Huey Lewis & the News: Same
I remember the cheapo videos from this album airing on outlets like “Rockworld” since MTV hadn’t been invented yet. This cover tells you almost all you need to know. The posed shot on a white seamless screams “New Wave” but in a 1978 universe. This was two years later; an eternity in the continuum of hipness. That cover sure looked familiar. Where had we seen that before. Hmmm. Oh yeah, on an actual 1978 New Wave classic; The Boomtown Rats “A Tonic For The Troops.”

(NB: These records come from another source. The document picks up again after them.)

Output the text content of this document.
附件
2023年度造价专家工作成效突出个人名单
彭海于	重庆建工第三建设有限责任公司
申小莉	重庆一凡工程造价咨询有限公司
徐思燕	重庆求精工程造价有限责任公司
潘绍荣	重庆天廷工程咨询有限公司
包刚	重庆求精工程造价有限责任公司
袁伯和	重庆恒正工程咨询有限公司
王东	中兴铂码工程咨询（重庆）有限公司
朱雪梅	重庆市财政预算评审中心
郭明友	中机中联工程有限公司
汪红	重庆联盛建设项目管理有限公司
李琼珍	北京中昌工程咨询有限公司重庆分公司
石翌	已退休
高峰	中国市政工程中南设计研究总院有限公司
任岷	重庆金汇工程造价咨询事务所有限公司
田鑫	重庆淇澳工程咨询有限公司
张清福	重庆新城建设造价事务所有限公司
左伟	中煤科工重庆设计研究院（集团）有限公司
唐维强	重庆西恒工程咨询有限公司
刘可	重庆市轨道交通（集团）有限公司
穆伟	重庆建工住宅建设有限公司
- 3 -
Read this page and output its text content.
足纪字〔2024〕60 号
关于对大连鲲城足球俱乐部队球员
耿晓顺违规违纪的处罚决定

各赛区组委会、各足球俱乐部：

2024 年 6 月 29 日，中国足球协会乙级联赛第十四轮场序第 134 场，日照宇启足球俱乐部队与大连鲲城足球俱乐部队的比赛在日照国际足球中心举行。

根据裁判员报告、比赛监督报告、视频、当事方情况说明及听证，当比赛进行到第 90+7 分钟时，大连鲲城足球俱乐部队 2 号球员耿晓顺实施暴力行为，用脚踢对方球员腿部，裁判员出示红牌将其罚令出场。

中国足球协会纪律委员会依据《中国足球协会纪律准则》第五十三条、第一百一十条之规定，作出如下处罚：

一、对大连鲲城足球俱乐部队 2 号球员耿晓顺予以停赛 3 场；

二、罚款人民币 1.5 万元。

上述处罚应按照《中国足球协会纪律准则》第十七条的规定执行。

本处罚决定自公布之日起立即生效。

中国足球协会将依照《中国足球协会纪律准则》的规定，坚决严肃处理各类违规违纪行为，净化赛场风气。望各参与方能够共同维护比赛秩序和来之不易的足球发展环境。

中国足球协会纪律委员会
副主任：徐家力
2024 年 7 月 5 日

The main difference is the the Rats’ album cover was designed by graphic designers, not interns. The songs were tired pop rock that couldn’t quite muster up enough power to be deemed power pop. After this album got Huey + co. a toehold on the charts, they managed to follow through with a smug series of meatball rock albums that were indescribably successful to the consternation of the 30% of the loving public that hated them. Lewis seemed for all the world the essence of your basic “hip” ne’er-do-well uncle who had a bar band on the weekends; except that his “bar band” parlayed their tired, lazy schtick into multiple platinum. At least those other albums doffed the faux New Wave patina.
Billy Joel: Glass Houses
Having endured Joel’s sub-Dylan singer-songwhiner schtick for several successful years, it was only natural for the long-in-tooth popstar to start getting the “New Wave” itch like so many other thirtyscumthings of the time. He opted for a faux-Costello-slash-Joe Jackson style on the noxiously condescending “It’s Still Rock & Roll To Me” and “You May Be Right.” Unlike the other two entries in this list, this one sold like hotcakes; proving that you can fool some of the people, some of the time.